Project description:Short tandem repeats (STRs) are hyper-mutable sequences in the human genome. They are often used in forensics and population genetics and are also the underlying cause of many genetic diseases. There are challenges associated with accurately determining the length polymorphism of STR loci in the genome by next-generation sequencing (NGS). In particular, accurate detection of pathological STR expansion is limited by the sequence read length during whole-genome analysis. We developed TREDPARSE, a software package that incorporates various cues from read alignment and paired-end distance distribution, as well as a sequence stutter model, in a probabilistic framework to infer repeat sizes for genetic loci, and we used this software to infer repeat sizes for 30 known disease loci. Using simulated data, we show that TREDPARSE outperforms other available software.
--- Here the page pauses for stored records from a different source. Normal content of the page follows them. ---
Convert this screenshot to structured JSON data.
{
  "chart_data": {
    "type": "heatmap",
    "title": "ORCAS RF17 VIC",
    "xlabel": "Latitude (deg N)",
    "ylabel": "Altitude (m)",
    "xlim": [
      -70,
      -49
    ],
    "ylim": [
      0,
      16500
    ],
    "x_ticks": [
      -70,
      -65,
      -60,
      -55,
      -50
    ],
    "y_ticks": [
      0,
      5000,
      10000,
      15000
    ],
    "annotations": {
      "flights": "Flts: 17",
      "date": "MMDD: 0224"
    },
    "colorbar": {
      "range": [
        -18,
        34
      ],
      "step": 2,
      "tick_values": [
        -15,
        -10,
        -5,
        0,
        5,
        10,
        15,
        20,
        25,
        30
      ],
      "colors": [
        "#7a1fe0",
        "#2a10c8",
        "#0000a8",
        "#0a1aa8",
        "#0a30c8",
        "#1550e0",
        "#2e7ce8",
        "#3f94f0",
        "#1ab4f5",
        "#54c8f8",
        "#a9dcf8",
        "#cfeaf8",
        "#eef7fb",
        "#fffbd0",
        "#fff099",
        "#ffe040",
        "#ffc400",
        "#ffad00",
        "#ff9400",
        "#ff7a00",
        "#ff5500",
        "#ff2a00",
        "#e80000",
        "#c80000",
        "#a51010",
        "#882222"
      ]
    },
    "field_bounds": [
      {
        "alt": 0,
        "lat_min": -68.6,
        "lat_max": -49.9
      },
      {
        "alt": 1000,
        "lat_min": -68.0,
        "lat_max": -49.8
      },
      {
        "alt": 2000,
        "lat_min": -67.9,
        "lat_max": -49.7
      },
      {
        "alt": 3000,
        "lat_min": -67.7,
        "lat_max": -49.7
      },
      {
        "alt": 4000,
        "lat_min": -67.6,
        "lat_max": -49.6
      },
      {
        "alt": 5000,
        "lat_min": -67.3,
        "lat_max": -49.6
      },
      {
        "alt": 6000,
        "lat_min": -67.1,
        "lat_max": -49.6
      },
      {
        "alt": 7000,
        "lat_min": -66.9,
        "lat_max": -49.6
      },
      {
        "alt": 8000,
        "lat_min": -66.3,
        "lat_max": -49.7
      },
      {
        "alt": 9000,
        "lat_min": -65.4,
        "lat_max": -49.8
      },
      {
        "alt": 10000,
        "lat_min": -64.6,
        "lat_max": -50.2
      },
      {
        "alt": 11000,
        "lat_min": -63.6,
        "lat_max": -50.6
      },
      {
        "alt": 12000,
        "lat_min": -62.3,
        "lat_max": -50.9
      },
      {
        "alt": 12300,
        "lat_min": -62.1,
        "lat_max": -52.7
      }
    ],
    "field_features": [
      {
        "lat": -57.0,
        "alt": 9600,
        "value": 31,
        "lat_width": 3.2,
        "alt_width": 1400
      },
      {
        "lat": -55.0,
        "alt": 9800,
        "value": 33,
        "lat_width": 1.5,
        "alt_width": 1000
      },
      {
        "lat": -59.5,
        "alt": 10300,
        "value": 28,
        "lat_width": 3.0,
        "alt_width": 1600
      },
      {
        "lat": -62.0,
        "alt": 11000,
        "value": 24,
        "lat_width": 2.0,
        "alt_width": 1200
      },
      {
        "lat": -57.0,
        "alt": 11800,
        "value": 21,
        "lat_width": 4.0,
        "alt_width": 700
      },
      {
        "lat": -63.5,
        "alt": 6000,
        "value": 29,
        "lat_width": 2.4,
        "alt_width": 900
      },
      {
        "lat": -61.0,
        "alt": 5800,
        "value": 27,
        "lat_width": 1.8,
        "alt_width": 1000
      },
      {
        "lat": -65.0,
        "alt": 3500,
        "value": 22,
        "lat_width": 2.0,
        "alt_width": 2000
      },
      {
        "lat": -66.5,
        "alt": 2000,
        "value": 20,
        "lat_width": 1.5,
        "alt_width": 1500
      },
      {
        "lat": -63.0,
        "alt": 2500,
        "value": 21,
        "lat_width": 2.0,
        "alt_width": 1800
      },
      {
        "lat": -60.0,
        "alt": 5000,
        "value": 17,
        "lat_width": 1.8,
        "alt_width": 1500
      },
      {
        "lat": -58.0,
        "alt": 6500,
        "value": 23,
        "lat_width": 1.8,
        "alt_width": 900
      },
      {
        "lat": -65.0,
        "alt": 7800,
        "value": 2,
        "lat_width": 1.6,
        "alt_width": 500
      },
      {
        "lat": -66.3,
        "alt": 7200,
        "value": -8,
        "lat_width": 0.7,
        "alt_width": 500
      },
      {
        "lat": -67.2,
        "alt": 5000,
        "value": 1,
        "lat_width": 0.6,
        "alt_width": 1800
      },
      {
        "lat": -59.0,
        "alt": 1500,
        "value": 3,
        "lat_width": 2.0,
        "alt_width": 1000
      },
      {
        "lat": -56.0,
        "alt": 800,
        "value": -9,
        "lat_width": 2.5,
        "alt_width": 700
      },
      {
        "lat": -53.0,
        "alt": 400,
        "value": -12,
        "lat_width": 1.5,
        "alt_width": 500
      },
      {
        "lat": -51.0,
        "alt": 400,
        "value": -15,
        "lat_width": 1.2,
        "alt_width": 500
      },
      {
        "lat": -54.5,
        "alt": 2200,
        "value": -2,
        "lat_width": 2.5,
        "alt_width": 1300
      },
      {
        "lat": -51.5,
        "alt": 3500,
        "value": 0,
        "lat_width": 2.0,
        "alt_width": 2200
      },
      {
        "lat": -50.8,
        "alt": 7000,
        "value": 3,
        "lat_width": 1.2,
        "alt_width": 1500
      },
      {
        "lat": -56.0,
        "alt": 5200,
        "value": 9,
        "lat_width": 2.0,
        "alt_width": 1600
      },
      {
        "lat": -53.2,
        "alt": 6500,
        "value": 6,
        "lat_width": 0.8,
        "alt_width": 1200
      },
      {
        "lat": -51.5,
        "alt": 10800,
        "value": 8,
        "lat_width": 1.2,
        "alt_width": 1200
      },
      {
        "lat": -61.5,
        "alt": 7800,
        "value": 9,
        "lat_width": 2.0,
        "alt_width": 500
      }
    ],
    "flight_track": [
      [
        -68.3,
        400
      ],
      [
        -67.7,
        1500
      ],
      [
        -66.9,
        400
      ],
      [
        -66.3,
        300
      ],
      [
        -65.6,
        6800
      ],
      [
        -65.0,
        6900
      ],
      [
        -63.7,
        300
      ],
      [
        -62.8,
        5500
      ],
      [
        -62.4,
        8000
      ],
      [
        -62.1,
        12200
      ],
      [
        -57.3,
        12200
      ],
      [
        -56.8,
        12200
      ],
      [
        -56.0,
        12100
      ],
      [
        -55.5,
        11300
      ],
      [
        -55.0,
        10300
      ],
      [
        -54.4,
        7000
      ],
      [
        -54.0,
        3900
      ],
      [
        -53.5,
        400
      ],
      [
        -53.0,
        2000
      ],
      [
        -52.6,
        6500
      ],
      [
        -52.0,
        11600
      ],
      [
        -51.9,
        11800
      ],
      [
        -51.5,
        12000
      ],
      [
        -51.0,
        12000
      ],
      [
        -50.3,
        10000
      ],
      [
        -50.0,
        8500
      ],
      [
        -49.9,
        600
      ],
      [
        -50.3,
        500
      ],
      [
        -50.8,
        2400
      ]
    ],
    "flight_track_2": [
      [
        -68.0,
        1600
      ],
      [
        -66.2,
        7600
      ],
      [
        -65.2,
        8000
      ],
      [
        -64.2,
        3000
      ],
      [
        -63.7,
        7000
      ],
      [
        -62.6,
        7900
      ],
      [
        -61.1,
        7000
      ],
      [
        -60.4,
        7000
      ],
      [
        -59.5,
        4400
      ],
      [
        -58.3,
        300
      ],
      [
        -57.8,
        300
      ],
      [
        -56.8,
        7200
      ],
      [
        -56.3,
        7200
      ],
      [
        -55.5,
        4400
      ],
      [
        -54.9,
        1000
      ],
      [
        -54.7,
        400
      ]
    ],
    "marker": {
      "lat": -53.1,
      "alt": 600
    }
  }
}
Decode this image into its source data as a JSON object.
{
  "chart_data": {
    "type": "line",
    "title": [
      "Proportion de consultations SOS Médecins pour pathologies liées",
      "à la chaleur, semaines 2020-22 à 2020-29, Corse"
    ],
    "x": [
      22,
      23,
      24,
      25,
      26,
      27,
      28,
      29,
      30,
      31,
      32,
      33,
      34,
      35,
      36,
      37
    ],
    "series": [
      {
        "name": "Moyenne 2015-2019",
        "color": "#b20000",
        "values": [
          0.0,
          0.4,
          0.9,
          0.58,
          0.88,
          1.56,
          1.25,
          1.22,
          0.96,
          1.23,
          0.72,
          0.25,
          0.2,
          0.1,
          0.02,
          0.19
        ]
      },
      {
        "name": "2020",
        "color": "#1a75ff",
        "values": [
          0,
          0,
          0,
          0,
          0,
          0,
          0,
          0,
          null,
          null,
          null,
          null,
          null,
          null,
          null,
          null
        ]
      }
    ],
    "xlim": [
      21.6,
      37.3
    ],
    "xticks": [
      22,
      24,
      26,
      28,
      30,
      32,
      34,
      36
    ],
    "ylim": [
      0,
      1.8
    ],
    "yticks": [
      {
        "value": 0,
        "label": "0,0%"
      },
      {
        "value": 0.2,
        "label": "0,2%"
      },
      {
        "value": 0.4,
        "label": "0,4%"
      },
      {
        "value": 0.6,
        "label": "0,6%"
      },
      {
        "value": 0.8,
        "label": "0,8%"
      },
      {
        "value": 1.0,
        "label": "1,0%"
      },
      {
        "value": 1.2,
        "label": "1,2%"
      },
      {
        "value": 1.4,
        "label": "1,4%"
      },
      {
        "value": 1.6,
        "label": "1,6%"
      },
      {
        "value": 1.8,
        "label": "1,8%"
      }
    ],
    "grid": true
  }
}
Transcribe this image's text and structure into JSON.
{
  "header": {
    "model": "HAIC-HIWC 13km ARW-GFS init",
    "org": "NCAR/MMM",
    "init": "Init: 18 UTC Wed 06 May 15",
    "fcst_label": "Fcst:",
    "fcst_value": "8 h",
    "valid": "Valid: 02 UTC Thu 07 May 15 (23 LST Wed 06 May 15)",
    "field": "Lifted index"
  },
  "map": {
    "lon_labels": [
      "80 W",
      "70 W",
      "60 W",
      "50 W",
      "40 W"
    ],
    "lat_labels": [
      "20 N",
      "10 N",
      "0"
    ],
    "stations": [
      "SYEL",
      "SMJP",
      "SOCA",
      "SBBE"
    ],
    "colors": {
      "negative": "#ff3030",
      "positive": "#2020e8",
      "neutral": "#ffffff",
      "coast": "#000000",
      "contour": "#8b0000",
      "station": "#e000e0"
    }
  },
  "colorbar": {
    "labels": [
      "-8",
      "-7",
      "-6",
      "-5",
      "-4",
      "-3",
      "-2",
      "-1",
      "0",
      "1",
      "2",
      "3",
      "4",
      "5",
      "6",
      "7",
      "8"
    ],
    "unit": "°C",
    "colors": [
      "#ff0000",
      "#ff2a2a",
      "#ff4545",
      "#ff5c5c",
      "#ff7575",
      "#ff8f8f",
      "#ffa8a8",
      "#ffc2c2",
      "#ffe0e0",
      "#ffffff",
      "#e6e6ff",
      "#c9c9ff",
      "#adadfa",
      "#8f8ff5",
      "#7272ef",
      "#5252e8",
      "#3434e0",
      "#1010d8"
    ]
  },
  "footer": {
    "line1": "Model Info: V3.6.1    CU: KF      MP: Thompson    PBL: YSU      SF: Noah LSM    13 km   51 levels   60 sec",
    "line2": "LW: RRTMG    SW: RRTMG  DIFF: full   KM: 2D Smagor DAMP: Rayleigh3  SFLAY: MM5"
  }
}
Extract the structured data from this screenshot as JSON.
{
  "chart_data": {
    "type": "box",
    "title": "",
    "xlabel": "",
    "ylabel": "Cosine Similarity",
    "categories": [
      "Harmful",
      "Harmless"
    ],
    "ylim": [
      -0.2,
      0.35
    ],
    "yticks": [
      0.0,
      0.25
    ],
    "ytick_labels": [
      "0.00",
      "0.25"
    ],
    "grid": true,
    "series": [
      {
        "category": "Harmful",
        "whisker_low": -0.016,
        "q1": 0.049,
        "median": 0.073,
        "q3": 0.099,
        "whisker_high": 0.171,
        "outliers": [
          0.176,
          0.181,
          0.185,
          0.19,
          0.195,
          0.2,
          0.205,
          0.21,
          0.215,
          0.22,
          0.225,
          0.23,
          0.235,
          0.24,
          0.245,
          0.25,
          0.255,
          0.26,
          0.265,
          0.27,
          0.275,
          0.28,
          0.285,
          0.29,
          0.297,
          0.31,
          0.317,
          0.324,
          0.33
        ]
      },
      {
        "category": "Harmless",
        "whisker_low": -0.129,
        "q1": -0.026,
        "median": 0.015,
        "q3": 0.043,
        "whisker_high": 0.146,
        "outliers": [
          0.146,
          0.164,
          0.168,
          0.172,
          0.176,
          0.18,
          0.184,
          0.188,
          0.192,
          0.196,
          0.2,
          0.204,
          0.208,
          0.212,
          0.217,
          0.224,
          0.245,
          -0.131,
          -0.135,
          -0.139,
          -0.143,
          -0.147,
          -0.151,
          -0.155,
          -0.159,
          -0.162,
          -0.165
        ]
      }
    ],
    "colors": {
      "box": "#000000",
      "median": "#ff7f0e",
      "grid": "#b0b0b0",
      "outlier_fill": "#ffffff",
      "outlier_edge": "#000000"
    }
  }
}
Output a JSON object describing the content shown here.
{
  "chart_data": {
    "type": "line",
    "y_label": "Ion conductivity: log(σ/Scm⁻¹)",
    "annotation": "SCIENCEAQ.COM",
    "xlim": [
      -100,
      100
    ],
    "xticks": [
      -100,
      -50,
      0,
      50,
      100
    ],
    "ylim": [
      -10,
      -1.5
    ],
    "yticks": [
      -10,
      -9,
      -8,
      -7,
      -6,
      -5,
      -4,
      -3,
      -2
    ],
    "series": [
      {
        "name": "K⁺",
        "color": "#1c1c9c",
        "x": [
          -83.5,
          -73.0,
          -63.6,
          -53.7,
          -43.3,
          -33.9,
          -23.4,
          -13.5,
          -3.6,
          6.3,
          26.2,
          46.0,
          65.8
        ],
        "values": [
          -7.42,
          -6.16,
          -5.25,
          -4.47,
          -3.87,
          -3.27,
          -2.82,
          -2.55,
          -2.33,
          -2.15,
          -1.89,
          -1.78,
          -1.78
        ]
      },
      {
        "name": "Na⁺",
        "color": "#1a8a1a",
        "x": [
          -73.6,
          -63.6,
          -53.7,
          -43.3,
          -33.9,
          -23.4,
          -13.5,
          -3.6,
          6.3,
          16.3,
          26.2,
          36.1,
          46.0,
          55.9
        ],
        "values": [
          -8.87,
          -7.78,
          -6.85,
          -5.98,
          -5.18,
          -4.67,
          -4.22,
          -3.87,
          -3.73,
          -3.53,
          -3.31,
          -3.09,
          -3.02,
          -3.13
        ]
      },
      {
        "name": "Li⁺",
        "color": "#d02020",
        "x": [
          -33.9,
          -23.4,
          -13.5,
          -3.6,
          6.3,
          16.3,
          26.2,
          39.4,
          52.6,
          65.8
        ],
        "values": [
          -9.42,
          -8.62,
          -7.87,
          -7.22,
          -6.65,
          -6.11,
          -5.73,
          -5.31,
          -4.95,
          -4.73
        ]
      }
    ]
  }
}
We sampled the full genome sequences of 12,632 individuals to an average read depth of approximately 30× to 40× with Illumina HiSeq X. We identified 138 individuals with risk alleles at 15 STR disease loci. We validated a representative subset of the samples (n = 19) by Sanger and by Oxford Nanopore sequencing. Additionally, we validated the STR calls against known allele sizes in a set of GeT-RM reference cell-line materials (n = 6). Several STR loci that are entirely guanine or cytosines (G or C) have insufficient read evidence for inference and therefore could not be assayed precisely by TREDPARSE. TREDPARSE extends the limit of STR size detection beyond the physical sequence read length. This extension is critical because many of the disease risk cutoffs are close to or beyond the short sequence read length of 100 to 150 bases.